Il richiedente autosufficiente di un assegno di mantenimento, non è più legittimato a richiedere un contributo a carico dell’altro coniuge.

Per la Suprema Corte è ormai superato il criterio del tenore di vita. Questo è il principio stabilito dalla Cassazione nella recentissima sentenza n. 24934 del 2019, confermando un consolidato orientamento giurisprudenziale.

La giurisprudenza della Suprema Corte si è  occupata negli ultimi anni soprattutto della problematica relativa all’adeguamento o meno  dell’importo dell’assegno divorzile al tenore di vita dei coniugi durante il matrimonio.

Sono poche invece le pronunce che si sono occupate della la problematica dell’adeguamento o meno dell’importo dell’assegno di “separazione” in caso di separazione (c.d. “assegno di separazione”).

In tema di separazione personale dei coniugi (e non di divorzio)  alla breve durata del matrimonio non può essere riconosciuta, quindi, efficacia preclusiva del diritto all’assegno di mantenimento, ove di questo sussistano gli elementi costitutivi, rappresentati dalla non addebitabilità della separazione al coniuge richiedente, dalla non titolarità, da parte del medesimo, di adeguati redditi propri, ossia di redditi che consentano di mantenere un tenore di vita analogo a quello goduto in costanza di matrimonio, e dalla sussistenza di una disparità economica tra le parti; al più, alla durata del matrimonio può essere attribuito rilievo ai fini della determinazione della misura dell’assegno di mantenimento.

La Suprema Corte con una recente decisione (ordinanza n.26084 del 2019)  ha affermato (e confermato) che non rileva il tenore di vita goduto in costanza di matrimonio per il riconoscimento e quantificazione dell’assegno di separazione.

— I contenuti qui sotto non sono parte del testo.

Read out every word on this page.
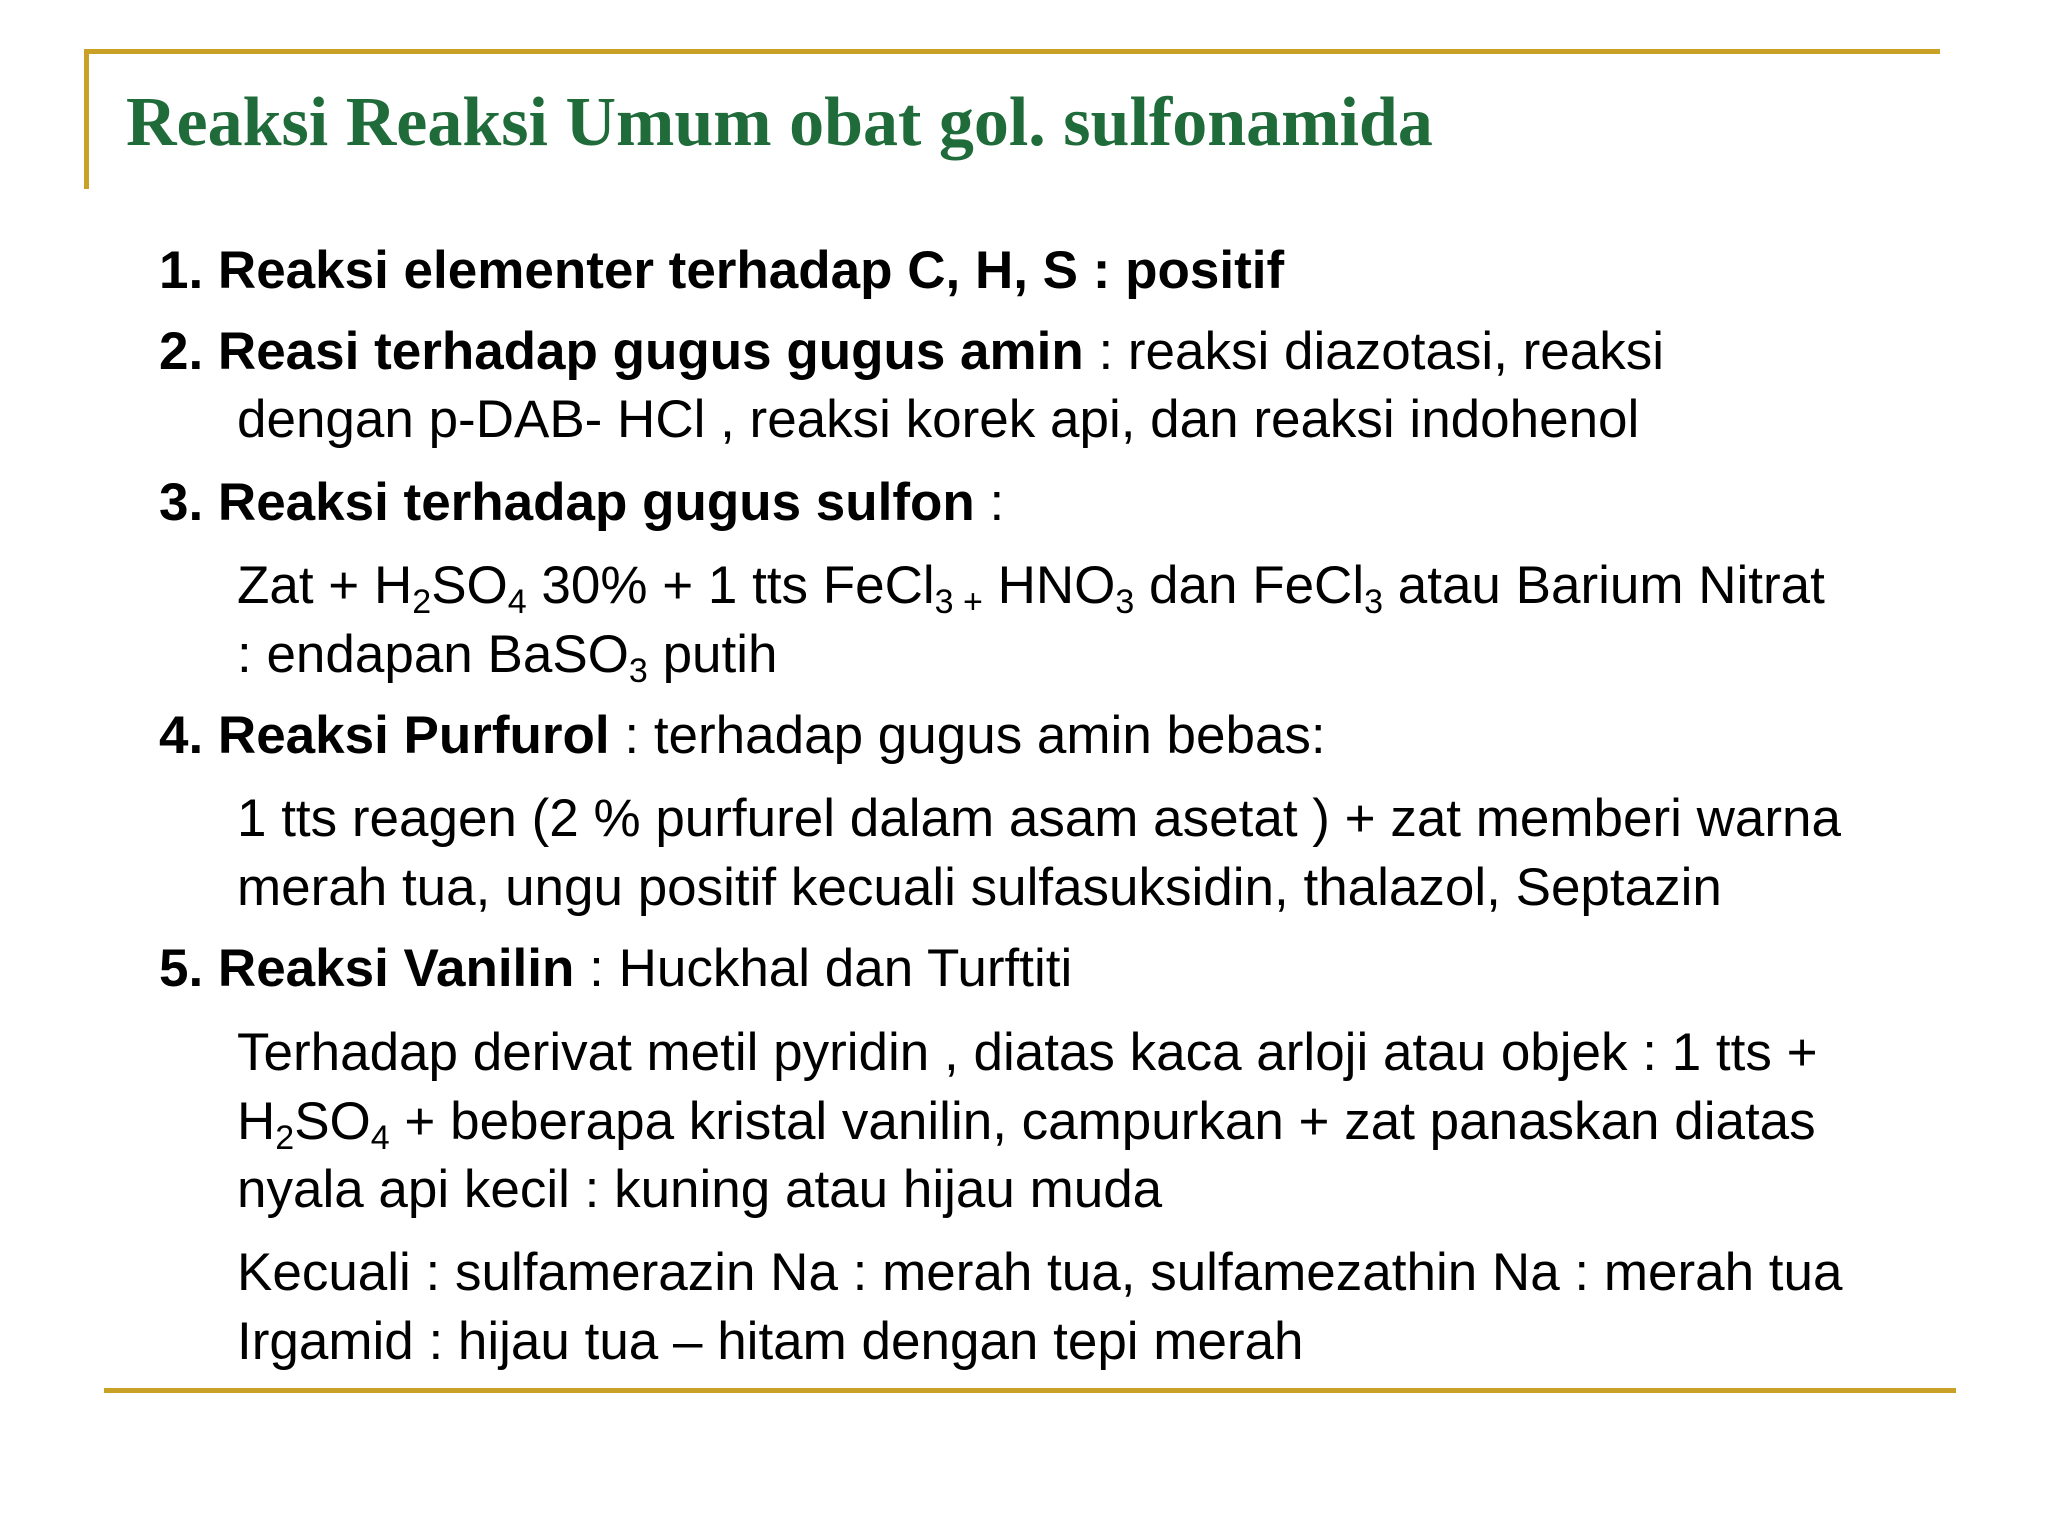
Reaksi Reaksi Umum obat gol. sulfonamida
1. Reaksi elementer terhadap C, H, S : positif
2. Reasi terhadap gugus gugus amin : reaksi diazotasi, reaksi
dengan p-DAB- HCl , reaksi korek api, dan reaksi indohenol
3. Reaksi terhadap gugus sulfon :
Zat + $H_2SO_4$ 30% + 1 tts FeCl$_{3 +}$ $HNO_3$ dan FeCl$_3$ atau Barium Nitrat
: endapan BaSO$_3$ putih
4. Reaksi Purfurol : terhadap gugus amin bebas:
1 tts reagen (2 % purfurel dalam asam asetat ) + zat memberi warna
merah tua, ungu positif kecuali sulfasuksidin, thalazol, Septazin
5. Reaksi Vanilin : Huckhal dan Turftiti
Terhadap derivat metil pyridin , diatas kaca arloji atau objek : 1 tts +
$H_2SO_4$ + beberapa kristal vanilin, campurkan + zat panaskan diatas
nyala api kecil : kuning atau hijau muda
Kecuali : sulfamerazin Na : merah tua, sulfamezathin Na : merah tua
Irgamid : hijau tua – hitam dengan tepi merah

E ciò perché l’assegno  c.d. di separazione assolve principalmente ad una funzione assistenziale, ed il tenore di vita non costituisce un parametro di riferimento per la determinazione dell’assegno di separazione.

L’assegno di separazione (come quello divorzile) non va, quindi, rapportato né al pregresso tenore di vita familiare, né al parametro dell’autosufficienza  economica, ma in misura tale da garantire all’avente diritto un livello reddituale adeguato al contributo familiare. Il collegamento tra adeguatezza dei mezzi e tenore di vita familiare durante la convivenza matrimoniale, ai fini del riconoscimento dell’assegno per il coniuge separato (ma anche di divorzio), è espressione di una interpretazione giurisprudenziale, non essendo tale collegamento indicato esplicitamente dalla norma; esso va comunque temperato, nella considerazione che spesso l’obbligato non può mantenere, nella separazione (o nel divorzio), lo stesso tenore di vita di cui godeva durante la convivenza matrimoniale, e ciò non  potrà che incidere sul diritto dell’altro coniuge.

Anche per l’assegno di “separazione” è venuto meno  quindi l’aggancio al tenore di vita dell’altro coniuge.